Melinda Fleming said...

It seems that slowing down, by itself, is not necessarily an answer. Merely a first step or a gate. Dave and Litlove seem to know this.

The description of your dream haunted me overnight in ways I cannot verbalize here. Very powerful. I can only agree with Rachel and Fire Bird.

Vivien said...

Is there any way you could switch to part-time, maybe three-quarters-time, work? Then you could do more with your talents at writing and photography and somehow find a more fulfilling life, leaving the relentless grind.

I used to work in stressful office jobs and in university admin (UCL). At UCL I always had a heap of papers to face, which grew throughout the day... Occasionally I used to try the method of taking up the first bit of paper and Definitely Sorting it Out to conclusion! - this lasted till about one inch down the heap, then I realised other bits of paper did actually have to be prioritised. The whole situation became more stressful (c. 1995) with the growth in the numbers of students, especially postgraduates, the greater number of academic staff, and the beginnings of email (requests for information not just from Europe but from e.g. Kazakhstan!) At 58 I gave up the stress and worked part-time in another job, with much less money but at least avoiding personal annihilation. I liked my colleagues (well, except for two!), and the postgraduate students (real adults as opposed to the undergraduates) but it all got too much. (Funny thing about working with students - you get older year by year, but they're always the same age!)

You are such a valuable person with your original emotional photographs and ability to write - you need more free time and perhaps to find a way of fulfilment that way.

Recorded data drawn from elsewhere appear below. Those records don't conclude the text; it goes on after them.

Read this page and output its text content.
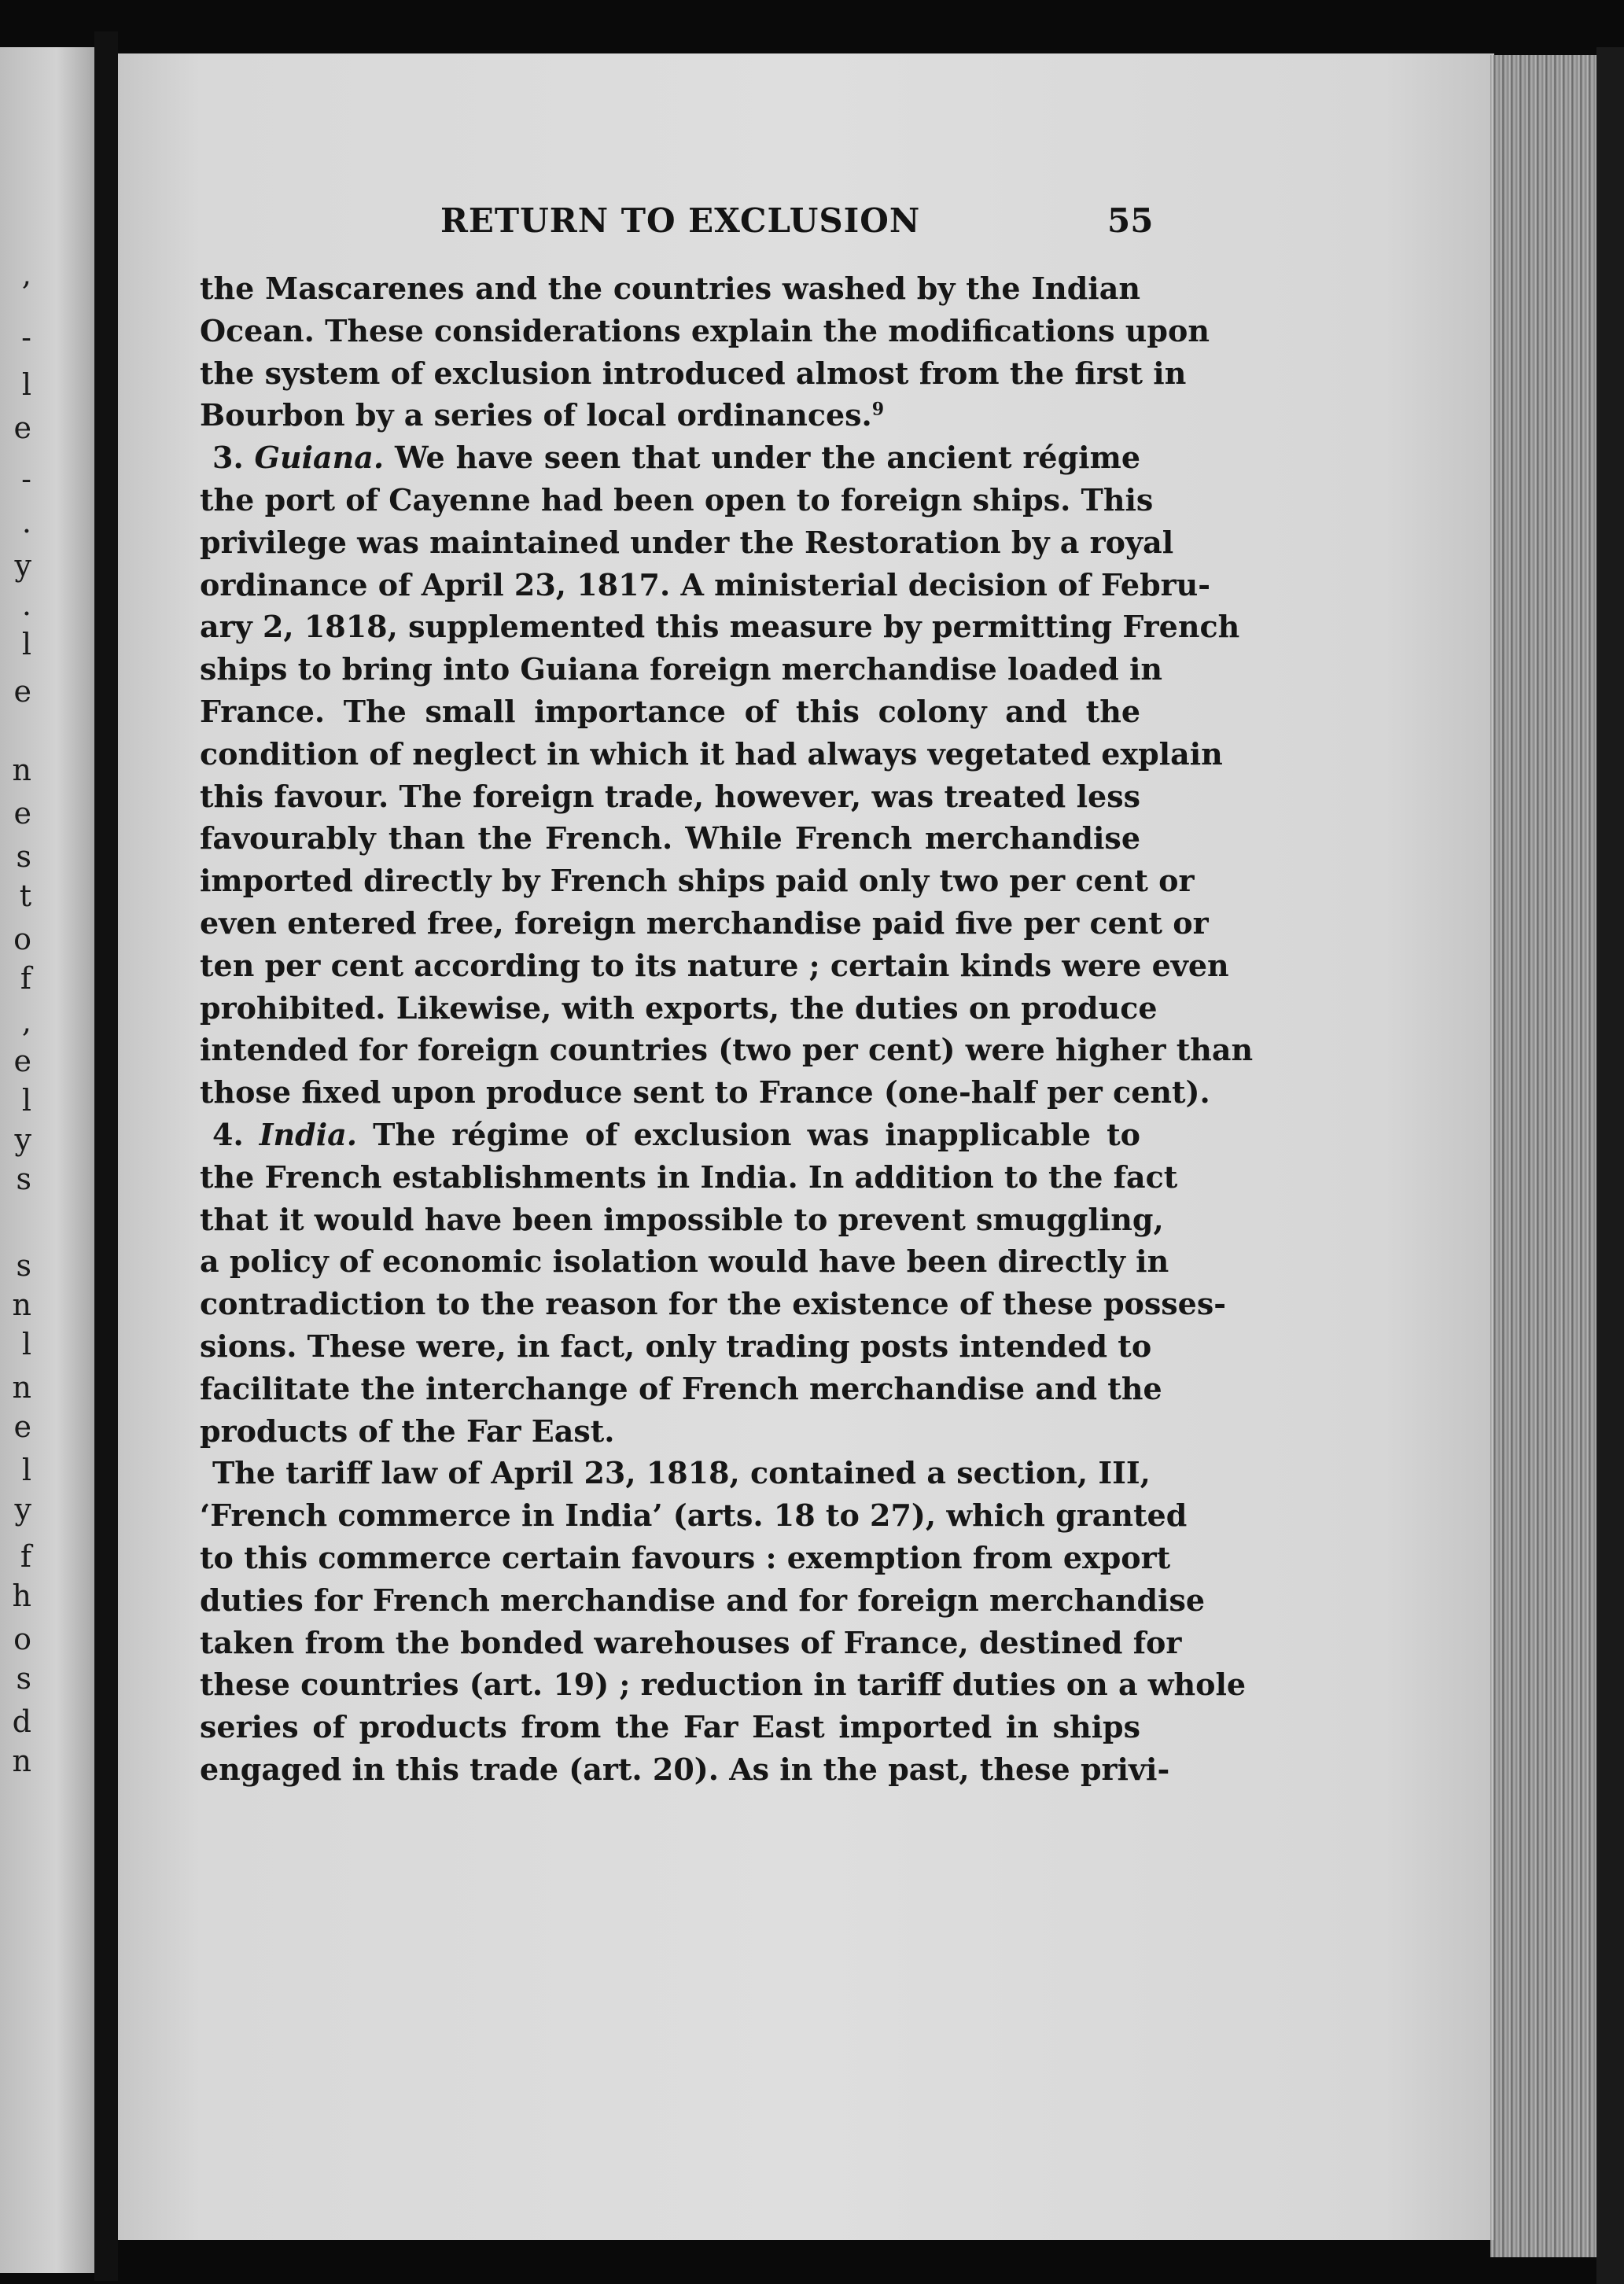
,
-
l
e
-
.
y
.
l
e
n
e
s
t
o
f
,
e
l
y
s
s
n
l
n
e
l
y
f
h
o
s
d
n
RETURN TO EXCLUSION	55
the Mascarenes and the countries washed by the Indian
Ocean. These considerations explain the modifications upon
the system of exclusion introduced almost from the first in
Bourbon by a series of local ordinances.$^9$
3. Guiana. We have seen that under the ancient régime
the port of Cayenne had been open to foreign ships. This
privilege was maintained under the Restoration by a royal
ordinance of April 23, 1817. A ministerial decision of Febru-
ary 2, 1818, supplemented this measure by permitting French
ships to bring into Guiana foreign merchandise loaded in
France. The small importance of this colony and the
condition of neglect in which it had always vegetated explain
this favour. The foreign trade, however, was treated less
favourably than the French. While French merchandise
imported directly by French ships paid only two per cent or
even entered free, foreign merchandise paid five per cent or
ten per cent according to its nature ; certain kinds were even
prohibited. Likewise, with exports, the duties on produce
intended for foreign countries (two per cent) were higher than
those fixed upon produce sent to France (one-half per cent).
4. India. The régime of exclusion was inapplicable to
the French establishments in India. In addition to the fact
that it would have been impossible to prevent smuggling,
a policy of economic isolation would have been directly in
contradiction to the reason for the existence of these posses-
sions. These were, in fact, only trading posts intended to
facilitate the interchange of French merchandise and the
products of the Far East.
The tariff law of April 23, 1818, contained a section, III,
‘French commerce in India’ (arts. 18 to 27), which granted
to this commerce certain favours : exemption from export
duties for French merchandise and for foreign merchandise
taken from the bonded warehouses of France, destined for
these countries (art. 19) ; reduction in tariff duties on a whole
series of products from the Far East imported in ships
engaged in this trade (art. 20). As in the past, these privi-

I've been retired for about eight years, and have done quite a bit in a way but not nearly as much as much as I thought I would, which I feel quite guilty about. But at least I haven't got the tyranny of deadlines and constant stress.

A very moving description of your dream. Best wishes.

Lucy said...

So good you were able to recall and write down that dream.

Seems there's those that must rush and those that can't. I'm in the second camp with Melinda and Dale, but yes, the anxiety is still there, just based around a sense of paralysis and underachievement instead. I don't really believe that I deserve fully qualified adult status.

I'm fairly sure most people are going nowhere fast. And that I'm going there slowly.

I'm amazed at and grateful for the beautiful and thoughtful things you do here, your lovely observational photos and intelligent writing, and the kindness and support you show others, when clearly you are often under such strain, from within and without. Thank you.